American Morning:
June 12, 2016
twelve American sentences, after
Ginsberg
Sudden jerk in the beat and the dance
grows frenetic,
automatic.
His clip holds thirty rounds—
he erases thirty names and then
reloads.
I’ve been shot at the club losing blood love you all
—victim’s Facebook post
It took time to get inside and count the dead,
bodies shielding bodies.
The impulse is to cradle the hurt, even
with bullets still flying.
Someone flying over
could map what’s lost:
one light turns on, another.
A mother posts to the club’s page:
please, has anyone seen
my daughter?
Gunman’s father
says he saw
gay men kiss:
once two dared
to lean toward love.
Sunday morning, lines wend
around the block, strangers
extending bare arms.
Just before: hands up
in wild abandon; then
one latecomer
enters.
Liked math, kind to animals,
made the best bread—but that’s
all over now.
“In the face of hate and violence,
we will love one another.”
This.
*
I’ve been having a lot of fun writing daily poems about classic television as part of the Tupelo Press 30/30 Project, a fundraiser for a wonderful nonprofit publisher.
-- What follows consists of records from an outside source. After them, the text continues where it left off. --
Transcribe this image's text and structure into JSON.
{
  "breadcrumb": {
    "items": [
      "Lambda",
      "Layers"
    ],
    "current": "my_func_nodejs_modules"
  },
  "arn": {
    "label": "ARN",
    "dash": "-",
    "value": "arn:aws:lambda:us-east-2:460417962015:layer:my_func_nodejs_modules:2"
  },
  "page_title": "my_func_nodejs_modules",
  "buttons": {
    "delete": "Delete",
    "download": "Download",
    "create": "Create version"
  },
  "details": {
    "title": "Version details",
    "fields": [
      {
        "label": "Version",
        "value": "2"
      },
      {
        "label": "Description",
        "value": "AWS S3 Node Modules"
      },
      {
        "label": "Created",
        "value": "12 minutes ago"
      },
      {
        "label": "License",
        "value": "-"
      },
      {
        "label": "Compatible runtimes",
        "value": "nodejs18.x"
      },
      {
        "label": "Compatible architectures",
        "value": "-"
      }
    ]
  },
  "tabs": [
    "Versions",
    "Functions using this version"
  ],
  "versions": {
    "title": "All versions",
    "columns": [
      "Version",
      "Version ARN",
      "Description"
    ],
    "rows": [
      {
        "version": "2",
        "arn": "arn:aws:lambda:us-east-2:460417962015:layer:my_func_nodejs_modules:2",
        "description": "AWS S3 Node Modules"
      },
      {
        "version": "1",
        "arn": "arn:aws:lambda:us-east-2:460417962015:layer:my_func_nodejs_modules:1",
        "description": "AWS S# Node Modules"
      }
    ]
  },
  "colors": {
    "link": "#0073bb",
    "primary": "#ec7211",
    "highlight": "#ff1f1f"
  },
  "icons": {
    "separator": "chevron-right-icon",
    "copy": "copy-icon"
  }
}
Yesterday’s tragedy forced me to break from lighter work to focus on the horror unfolding in Orlando, Florida. Business as usual does violence to those who are hurting, so I offer this poem in acknowledgement of the deadliest mass shooting in American history.
As a technical note, the form is a series of American sentences; invented by Allen Ginsberg, these are haiku-length (seventeen-syllable) sentences. The final (broken) sentence is from President Obama’s address on the incident.
Mark Davis created the original artwork in honor of the victims of the tragedy.